Renata tersenyum manis di sisi Cetta, berbanding terbalik dengan si pemuda yang tak hentinya memandangi Amel dengan wajah terkejut. Saking kagetnya dia mungkin tidak sadar Renata sejak tadi melingkarkan lengannya pada lengan Cetta, dan pemuda itu tidak kelihatan terganggu sama sekali.
“Loh, lo yang kemarin di minimarket itu kan?” seru Renata sembari menunjuk ke arah Amel. “Kok bisa ada di sini?”
Tidak tahan dengan suasana yang mendadak awkward ini, Amel memutuskan untuk pamit pulang saja pada Bunga. Wanita itu terlihat keberatan awalnya, namun juga tidak mau memaksa Amel tetap tinggal dan membuatnya merasa tidak nyaman. Maka dari itu ia membiarkan saja gadis itu pergi sambil memberi kode agar Cetta mengantarnya ke luar.
“Amel!” seru Cetta, cukup nyaring sebenarnya. Tapi tidak cukup untuk membuat Amel berhenti berjalan.
“Amel!”
Kali ini Cetta berhasil meraih pergelangan tangan Amel. Namun tanpa ia sangka sebelumnya, secara cepat gadis itu justru menepisnya, membuat Cetta yang tidak siap refleks melepaskam pegangannya pada gadis itu.

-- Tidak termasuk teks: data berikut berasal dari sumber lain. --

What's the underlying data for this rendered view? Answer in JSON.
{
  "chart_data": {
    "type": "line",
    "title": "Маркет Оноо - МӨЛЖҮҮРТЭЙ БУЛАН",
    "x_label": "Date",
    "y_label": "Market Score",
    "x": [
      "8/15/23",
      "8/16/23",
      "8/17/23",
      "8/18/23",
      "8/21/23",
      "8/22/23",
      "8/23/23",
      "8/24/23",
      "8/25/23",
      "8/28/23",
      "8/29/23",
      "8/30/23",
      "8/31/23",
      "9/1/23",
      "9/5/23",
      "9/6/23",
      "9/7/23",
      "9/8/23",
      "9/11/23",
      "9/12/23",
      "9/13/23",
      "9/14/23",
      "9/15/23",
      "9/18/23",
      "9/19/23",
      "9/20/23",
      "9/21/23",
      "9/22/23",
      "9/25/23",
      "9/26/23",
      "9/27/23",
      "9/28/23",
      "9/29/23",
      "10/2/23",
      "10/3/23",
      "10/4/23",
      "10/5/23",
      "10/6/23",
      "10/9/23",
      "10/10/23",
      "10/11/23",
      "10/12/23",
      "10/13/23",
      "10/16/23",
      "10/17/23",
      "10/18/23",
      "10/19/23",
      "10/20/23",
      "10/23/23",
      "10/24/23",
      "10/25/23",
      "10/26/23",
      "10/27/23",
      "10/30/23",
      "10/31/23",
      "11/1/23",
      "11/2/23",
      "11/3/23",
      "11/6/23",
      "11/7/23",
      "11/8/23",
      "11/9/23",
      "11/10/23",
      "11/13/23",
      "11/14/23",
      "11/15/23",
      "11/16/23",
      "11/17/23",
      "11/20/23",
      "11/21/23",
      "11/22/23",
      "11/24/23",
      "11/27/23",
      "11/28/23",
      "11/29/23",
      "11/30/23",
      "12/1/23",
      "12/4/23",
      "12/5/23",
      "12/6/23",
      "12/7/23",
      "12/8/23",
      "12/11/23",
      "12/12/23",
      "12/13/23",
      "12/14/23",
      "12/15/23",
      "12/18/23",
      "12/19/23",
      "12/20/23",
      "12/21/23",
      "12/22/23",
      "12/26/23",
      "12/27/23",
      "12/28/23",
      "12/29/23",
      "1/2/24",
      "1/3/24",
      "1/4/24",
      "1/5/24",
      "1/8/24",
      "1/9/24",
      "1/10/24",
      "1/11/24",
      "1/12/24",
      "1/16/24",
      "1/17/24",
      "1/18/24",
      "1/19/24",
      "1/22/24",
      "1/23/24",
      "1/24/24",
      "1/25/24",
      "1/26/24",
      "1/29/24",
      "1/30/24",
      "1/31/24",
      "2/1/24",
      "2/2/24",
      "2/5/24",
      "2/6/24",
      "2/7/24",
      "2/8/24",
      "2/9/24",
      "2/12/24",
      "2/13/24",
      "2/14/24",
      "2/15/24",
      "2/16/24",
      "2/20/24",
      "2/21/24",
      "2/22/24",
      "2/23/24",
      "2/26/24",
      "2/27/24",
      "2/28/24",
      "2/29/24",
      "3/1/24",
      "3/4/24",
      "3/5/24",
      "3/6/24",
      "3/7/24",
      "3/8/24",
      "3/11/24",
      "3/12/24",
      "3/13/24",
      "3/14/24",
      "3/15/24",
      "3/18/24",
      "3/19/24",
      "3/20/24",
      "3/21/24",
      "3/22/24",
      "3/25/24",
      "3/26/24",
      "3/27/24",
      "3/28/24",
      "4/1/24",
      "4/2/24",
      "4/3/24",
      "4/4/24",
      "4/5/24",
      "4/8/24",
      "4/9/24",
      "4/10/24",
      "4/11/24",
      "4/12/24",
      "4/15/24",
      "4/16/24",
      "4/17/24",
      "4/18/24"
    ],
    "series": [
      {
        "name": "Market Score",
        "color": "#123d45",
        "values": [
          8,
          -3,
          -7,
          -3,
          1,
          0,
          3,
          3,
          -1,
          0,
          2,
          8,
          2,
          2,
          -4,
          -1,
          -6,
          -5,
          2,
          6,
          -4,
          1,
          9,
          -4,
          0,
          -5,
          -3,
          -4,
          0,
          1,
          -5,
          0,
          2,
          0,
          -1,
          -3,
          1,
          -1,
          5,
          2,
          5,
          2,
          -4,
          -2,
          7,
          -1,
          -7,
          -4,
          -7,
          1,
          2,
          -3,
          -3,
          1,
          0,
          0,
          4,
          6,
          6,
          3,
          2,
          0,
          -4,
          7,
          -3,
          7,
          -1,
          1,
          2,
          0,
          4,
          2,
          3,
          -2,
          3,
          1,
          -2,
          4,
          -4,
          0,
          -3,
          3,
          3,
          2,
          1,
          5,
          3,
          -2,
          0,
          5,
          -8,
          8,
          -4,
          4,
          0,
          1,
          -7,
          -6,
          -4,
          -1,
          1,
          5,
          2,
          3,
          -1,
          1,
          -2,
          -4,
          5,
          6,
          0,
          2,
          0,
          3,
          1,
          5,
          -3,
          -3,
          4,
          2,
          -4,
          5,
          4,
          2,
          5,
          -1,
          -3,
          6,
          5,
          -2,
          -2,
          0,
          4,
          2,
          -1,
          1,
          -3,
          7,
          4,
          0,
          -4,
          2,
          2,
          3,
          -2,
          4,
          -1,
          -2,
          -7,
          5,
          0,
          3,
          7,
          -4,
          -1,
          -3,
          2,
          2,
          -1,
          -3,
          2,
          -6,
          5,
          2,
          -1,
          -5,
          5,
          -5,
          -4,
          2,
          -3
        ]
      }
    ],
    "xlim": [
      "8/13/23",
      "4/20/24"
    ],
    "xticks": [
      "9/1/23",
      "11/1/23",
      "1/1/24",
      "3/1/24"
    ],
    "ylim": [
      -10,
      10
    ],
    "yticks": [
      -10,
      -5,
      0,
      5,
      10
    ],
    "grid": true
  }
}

Amel hanya menoleh sekilas ke arahnya, dengan wajah memerah dan mata yang berkaca-kaca, gadis itu pergi tanpa berucap sepatah katapun. Perlakuan dinginnya tersebut sukses membuat Cetta terdiam di tempatnya berdiri.
Ini kali pertama Cetta menyaksikan Amel menangis, dan itu karena dirinya?